While I was transforming data from a dataframe in R (Rstudio), I wanted to give NA values to a specified column if the number is in a list. This list (I believe it is a list), comes from a boxplot.stats(x)$out.
So this is what I did to get a variable with a list of the numbers from the boxplot:
age_outofrange <- boxplot.stats(census$age)$out
And this is what I coded. I used the unique(x) method because some ages where repeated:
census["age"][census["age"] == unique(age_outofrange), ] <- NA
census -> Dataframe
age -> The target column
This is an example of my current dataframe:
index|age
1|34
2|79
3|80
4|23
5|650
6|44
7|560
8|12
9|65
10|79
This is what I am expecting (I write a new csv and nothing happens):
index|age
1|34
2|NA
3|NA
4|23
5|NA
6|44
7|NA
8|12
9|65
10|NA
So I substituted the values: 79, 80, 650, and 560, which are the values from age_outofrange. I also tried something like the following code but nothing happened (or at least what the csv showed me). A few values were changed but the vast majority didn't:
df <- df$column[-listvalue, ]
Do you know how to code it right? Thank you for your answers!

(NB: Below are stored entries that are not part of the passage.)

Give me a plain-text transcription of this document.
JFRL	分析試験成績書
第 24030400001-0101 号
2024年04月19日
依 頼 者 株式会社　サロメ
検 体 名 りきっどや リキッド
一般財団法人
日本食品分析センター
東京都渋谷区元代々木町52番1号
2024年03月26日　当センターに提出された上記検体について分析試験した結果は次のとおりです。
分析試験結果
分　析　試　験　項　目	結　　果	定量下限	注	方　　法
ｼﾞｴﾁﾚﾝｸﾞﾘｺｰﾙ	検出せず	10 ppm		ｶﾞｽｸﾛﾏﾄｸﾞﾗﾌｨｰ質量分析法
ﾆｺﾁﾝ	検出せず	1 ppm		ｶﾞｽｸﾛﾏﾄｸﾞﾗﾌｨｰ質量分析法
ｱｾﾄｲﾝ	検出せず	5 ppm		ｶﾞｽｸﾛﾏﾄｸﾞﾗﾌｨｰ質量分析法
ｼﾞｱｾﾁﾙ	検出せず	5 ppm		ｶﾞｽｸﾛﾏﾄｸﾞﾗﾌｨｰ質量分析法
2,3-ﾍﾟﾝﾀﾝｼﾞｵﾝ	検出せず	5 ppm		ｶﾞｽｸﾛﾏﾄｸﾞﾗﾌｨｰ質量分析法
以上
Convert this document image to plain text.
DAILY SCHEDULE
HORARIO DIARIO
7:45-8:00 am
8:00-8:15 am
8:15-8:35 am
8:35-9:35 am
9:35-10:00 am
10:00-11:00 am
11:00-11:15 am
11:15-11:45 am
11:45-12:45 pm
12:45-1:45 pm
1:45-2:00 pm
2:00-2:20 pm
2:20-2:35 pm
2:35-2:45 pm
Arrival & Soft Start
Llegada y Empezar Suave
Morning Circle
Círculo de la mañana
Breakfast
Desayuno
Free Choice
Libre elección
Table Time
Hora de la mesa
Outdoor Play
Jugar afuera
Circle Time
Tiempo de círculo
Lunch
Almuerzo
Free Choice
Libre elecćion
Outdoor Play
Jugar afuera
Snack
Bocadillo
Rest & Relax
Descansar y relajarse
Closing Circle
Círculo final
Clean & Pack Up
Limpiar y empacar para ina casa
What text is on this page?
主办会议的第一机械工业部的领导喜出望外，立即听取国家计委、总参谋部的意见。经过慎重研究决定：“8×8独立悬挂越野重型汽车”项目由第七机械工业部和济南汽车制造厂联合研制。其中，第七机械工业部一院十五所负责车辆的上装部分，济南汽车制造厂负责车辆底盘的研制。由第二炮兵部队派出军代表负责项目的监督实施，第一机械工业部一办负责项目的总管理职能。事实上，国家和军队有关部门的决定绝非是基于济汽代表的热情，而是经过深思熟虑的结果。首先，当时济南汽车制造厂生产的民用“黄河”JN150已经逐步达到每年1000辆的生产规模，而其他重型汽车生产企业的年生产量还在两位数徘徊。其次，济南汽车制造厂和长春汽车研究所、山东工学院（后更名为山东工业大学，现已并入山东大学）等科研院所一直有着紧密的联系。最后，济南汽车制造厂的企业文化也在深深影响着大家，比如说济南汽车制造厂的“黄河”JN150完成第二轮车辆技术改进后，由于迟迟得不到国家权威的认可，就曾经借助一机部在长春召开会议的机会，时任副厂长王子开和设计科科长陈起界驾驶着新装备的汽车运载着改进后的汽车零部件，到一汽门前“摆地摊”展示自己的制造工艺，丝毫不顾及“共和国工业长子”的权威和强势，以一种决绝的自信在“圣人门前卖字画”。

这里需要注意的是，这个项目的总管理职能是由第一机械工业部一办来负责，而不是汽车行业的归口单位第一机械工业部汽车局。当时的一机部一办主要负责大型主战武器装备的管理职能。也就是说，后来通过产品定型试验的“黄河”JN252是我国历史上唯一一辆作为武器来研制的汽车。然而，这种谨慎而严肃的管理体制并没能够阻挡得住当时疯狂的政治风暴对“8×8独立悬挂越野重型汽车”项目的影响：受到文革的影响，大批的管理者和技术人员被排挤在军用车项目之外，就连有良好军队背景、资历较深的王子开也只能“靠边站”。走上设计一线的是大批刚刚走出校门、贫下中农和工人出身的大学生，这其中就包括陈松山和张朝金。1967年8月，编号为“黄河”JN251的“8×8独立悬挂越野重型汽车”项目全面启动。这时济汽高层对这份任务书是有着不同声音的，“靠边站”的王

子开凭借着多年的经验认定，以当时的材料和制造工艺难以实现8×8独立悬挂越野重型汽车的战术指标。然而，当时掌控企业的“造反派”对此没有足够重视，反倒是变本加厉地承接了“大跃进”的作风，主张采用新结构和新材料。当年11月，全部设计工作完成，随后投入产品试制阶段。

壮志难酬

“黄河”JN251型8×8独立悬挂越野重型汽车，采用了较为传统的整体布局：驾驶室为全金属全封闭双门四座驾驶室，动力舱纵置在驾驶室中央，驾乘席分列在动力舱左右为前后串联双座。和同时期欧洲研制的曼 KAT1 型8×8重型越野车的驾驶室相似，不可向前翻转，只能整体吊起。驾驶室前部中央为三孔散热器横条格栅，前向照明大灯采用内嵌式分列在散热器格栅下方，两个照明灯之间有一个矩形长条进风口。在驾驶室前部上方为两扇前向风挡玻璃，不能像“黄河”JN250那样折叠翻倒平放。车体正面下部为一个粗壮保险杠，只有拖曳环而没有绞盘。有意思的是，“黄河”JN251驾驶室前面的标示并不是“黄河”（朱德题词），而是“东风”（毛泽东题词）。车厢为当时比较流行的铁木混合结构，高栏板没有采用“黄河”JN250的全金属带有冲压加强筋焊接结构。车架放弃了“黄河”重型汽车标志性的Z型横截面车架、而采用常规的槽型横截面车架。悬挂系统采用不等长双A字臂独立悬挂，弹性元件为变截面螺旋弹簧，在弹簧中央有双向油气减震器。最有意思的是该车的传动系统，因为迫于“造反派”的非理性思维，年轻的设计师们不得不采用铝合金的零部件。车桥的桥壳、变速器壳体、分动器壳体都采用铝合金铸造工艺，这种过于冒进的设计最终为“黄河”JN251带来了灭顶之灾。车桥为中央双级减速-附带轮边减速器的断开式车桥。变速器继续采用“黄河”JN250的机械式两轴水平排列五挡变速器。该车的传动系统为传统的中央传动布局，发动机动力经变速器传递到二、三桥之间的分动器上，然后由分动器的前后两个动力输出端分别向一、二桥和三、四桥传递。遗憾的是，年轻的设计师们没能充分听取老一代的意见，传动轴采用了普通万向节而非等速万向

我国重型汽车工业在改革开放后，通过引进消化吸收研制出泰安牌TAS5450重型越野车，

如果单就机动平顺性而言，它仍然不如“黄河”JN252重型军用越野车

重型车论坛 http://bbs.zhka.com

CodePudding user response:
We may need to use [[
to extract the column as a vector
. In addition, ==
can be replaced with %in%
if the length
of unique
elements in 'age_outofrange' is more than 1
census[["age"]][census[["age"]] %in% unique(age_outofrange)] <- NA
-output
> census
index age
1 1 34
2 2 NA
3 3 NA
4 4 23
5 5 NA
6 6 44
7 7 NA
8 8 12
9 9 65
10 10 NA
data
census <- structure(list(index = 1:10, age = c(34L, 79L, 80L, 23L, 650L,
44L, 560L, 12L, 65L, 79L)), class = "data.frame", row.names = c(NA,
-10L))
age_outofrange <- c(79, 80, 650, 560)